Push to slug consumers to cover loss-making Indian plants: After repeated legal rebuffs in their bid to revise the terms of loss-making power purchase agreements, a high-level committee has proposed Adani Power, Essar and Tata Power be allowed to pass higher-than-expected costs of Indonesian coal onto the state power utility. The committee appointed by the government of Gujarat, where the three companies’ plants are based, is proposing the power purchase agreements be amended to pass-through the cost of imported coal up to a specified price level and to revise the formula after five years. The companies all won power purchase agreements via competitive bidding but failed to consider the possibility that the Indonesian Government would set a minimum export price to reflect the higher global market price. The committee’s proposal has yet to be considered by Gujarat Urja Vikas Nigam Ltd, the state-owned utility, the Chief Minister or the State Cabinet. (The Hindu)
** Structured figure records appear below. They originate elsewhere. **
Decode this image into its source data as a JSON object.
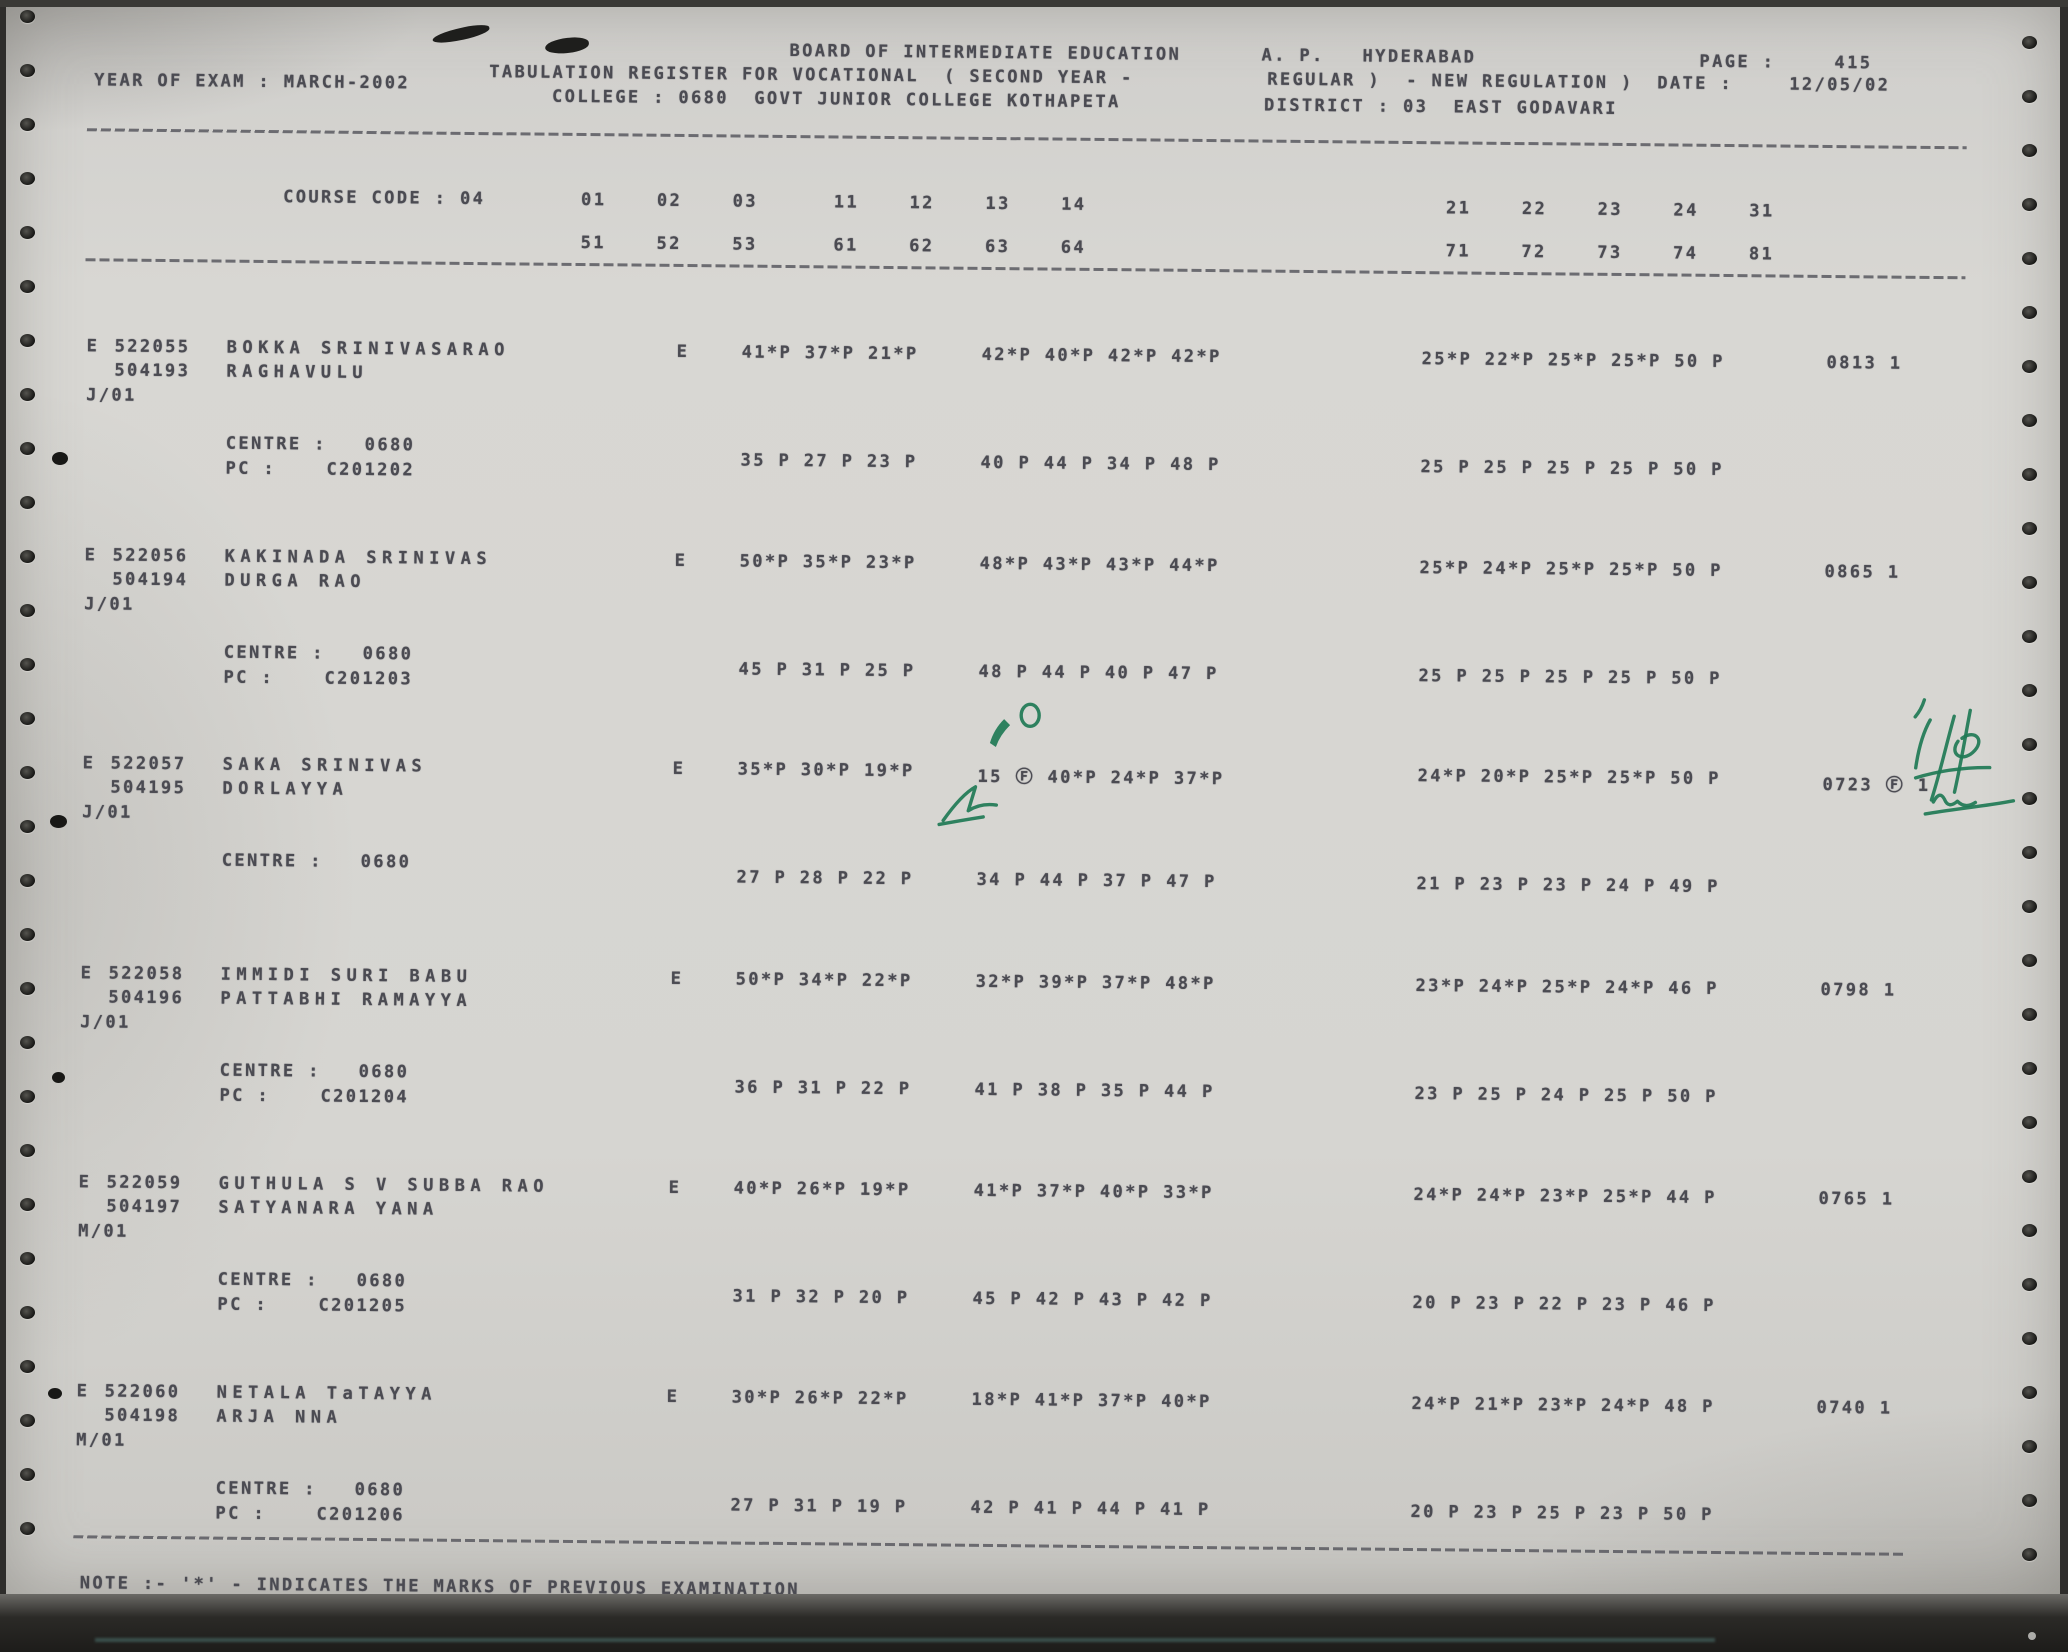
{
  "header": {
    "year_of_exam": "YEAR OF EXAM : MARCH-2002",
    "board_line": "BOARD OF INTERMEDIATE EDUCATION",
    "place_line": "A. P.   HYDERABAD",
    "page_label": "PAGE :",
    "page_value": "415",
    "register_line": "TABULATION REGISTER FOR VOCATIONAL  ( SECOND YEAR -",
    "regulation_line": "REGULAR )  - NEW REGULATION )",
    "date_label": "DATE :",
    "date_value": "12/05/02",
    "college_line": "COLLEGE : 0680  GOVT JUNIOR COLLEGE KOTHAPETA",
    "district_line": "DISTRICT : 03  EAST GODAVARI"
  },
  "course": {
    "code_line": "COURSE CODE : 04",
    "cols_row1_left": "01    02    03      11    12    13    14",
    "cols_row1_right": "21    22    23    24    31",
    "cols_row2_left": "51    52    53      61    62    63    64",
    "cols_row2_right": "71    72    73    74    81"
  },
  "records": [
    {
      "flag": "E",
      "regno": "522055",
      "regno2": "504193",
      "month": "J/01",
      "name1": "BOKKA SRINIVASARAO",
      "name2": "RAGHAVULU",
      "medium": "E",
      "m1a": "41*P 37*P 21*P",
      "m1b": "42*P 40*P 42*P 42*P",
      "m1c": "25*P 22*P 25*P 25*P 50 P",
      "total": "0813 1",
      "centre": "CENTRE :   0680",
      "pc": "PC :    C201202",
      "m2a": "35 P 27 P 23 P",
      "m2b": "40 P 44 P 34 P 48 P",
      "m2c": "25 P 25 P 25 P 25 P 50 P"
    },
    {
      "flag": "E",
      "regno": "522056",
      "regno2": "504194",
      "month": "J/01",
      "name1": "KAKINADA SRINIVAS",
      "name2": "DURGA RAO",
      "medium": "E",
      "m1a": "50*P 35*P 23*P",
      "m1b": "48*P 43*P 43*P 44*P",
      "m1c": "25*P 24*P 25*P 25*P 50 P",
      "total": "0865 1",
      "centre": "CENTRE :   0680",
      "pc": "PC :    C201203",
      "m2a": "45 P 31 P 25 P",
      "m2b": "48 P 44 P 40 P 47 P",
      "m2c": "25 P 25 P 25 P 25 P 50 P"
    },
    {
      "flag": "E",
      "regno": "522057",
      "regno2": "504195",
      "month": "J/01",
      "name1": "SAKA SRINIVAS",
      "name2": "DORLAYYA",
      "medium": "E",
      "m1a": "35*P 30*P 19*P",
      "m1b": "15 Ⓕ 40*P 24*P 37*P",
      "m1c": "24*P 20*P 25*P 25*P 50 P",
      "total": "0723 Ⓕ 1",
      "centre": "CENTRE :   0680",
      "pc": "",
      "m2a": "27 P 28 P 22 P",
      "m2b": "34 P 44 P 37 P 47 P",
      "m2c": "21 P 23 P 23 P 24 P 49 P"
    },
    {
      "flag": "E",
      "regno": "522058",
      "regno2": "504196",
      "month": "J/01",
      "name1": "IMMIDI SURI BABU",
      "name2": "PATTABHI RAMAYYA",
      "medium": "E",
      "m1a": "50*P 34*P 22*P",
      "m1b": "32*P 39*P 37*P 48*P",
      "m1c": "23*P 24*P 25*P 24*P 46 P",
      "total": "0798 1",
      "centre": "CENTRE :   0680",
      "pc": "PC :    C201204",
      "m2a": "36 P 31 P 22 P",
      "m2b": "41 P 38 P 35 P 44 P",
      "m2c": "23 P 25 P 24 P 25 P 50 P"
    },
    {
      "flag": "E",
      "regno": "522059",
      "regno2": "504197",
      "month": "M/01",
      "name1": "GUTHULA S V SUBBA RAO",
      "name2": "SATYANARA YANA",
      "medium": "E",
      "m1a": "40*P 26*P 19*P",
      "m1b": "41*P 37*P 40*P 33*P",
      "m1c": "24*P 24*P 23*P 25*P 44 P",
      "total": "0765 1",
      "centre": "CENTRE :   0680",
      "pc": "PC :    C201205",
      "m2a": "31 P 32 P 20 P",
      "m2b": "45 P 42 P 43 P 42 P",
      "m2c": "20 P 23 P 22 P 23 P 46 P"
    },
    {
      "flag": "E",
      "regno": "522060",
      "regno2": "504198",
      "month": "M/01",
      "name1": "NETALA TaTAYYA",
      "name2": "ARJA NNA",
      "medium": "E",
      "m1a": "30*P 26*P 22*P",
      "m1b": "18*P 41*P 37*P 40*P",
      "m1c": "24*P 21*P 23*P 24*P 48 P",
      "total": "0740 1",
      "centre": "CENTRE :   0680",
      "pc": "PC :    C201206",
      "m2a": "27 P 31 P 19 P",
      "m2b": "42 P 41 P 44 P 41 P",
      "m2c": "20 P 23 P 25 P 23 P 50 P"
    }
  ],
  "footer": {
    "note": "NOTE :- '*' - INDICATES THE MARKS OF PREVIOUS EXAMINATION"
  },
  "colors": {
    "paper": "#d6d5d1",
    "ink": "#4b4b52",
    "pen_green": "#1f7a55"
  }
}
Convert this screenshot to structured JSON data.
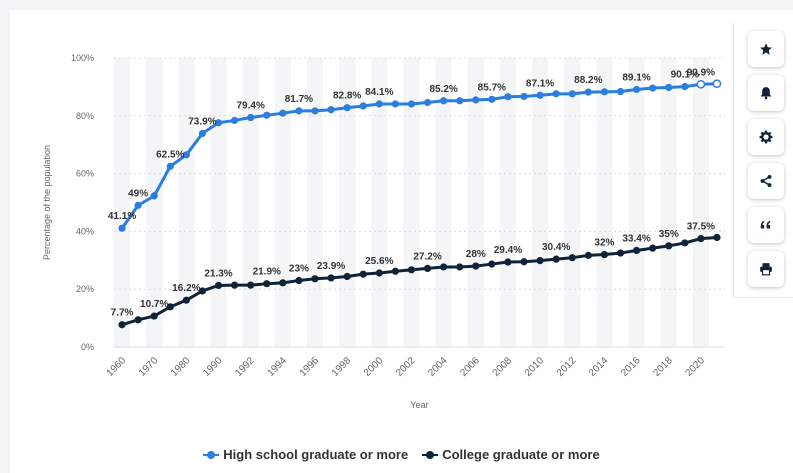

Rule change to see solar costs fall in Europe: The European Commission has lifted minimum import prices on solar cells and modules from China, Taiwan and Malaysia which were imposed as an anti-dumping measure in December 2013. IHS Markit, a market consultancy, predicts that the policy change could lead to a price fall of up to 30 per cent for new modules. IHS Markit estimates solar installations in Europe could jump from about 12,000 MW in 2018 and 17,000 MW in 2019, a jump of over 40 per cent. The consultancy concludes the policy change is likely to particularly benefit utility-scale projects in Southern Europe. (PV Magazine)


Closures of coal-fired power stations in Australia: local unemployment effects, Australian National University, September 2018. (Pdf)

This 34-page report finds that the closure of one-third of Australia’s coal plant capacity between 2012 and 2017 resulted in a marginal short-term increase in unemployment at a local level.

The power of flexibility: the survival of utilities during the transformations of the power sector, Chatham House, August 2018. (Pdf) (The online version is here.)

This 70-page report argues that most electricity utilities in Australia, the European Union and the US are struggling to cater for flexibility as renewables wreak havoc on old business models.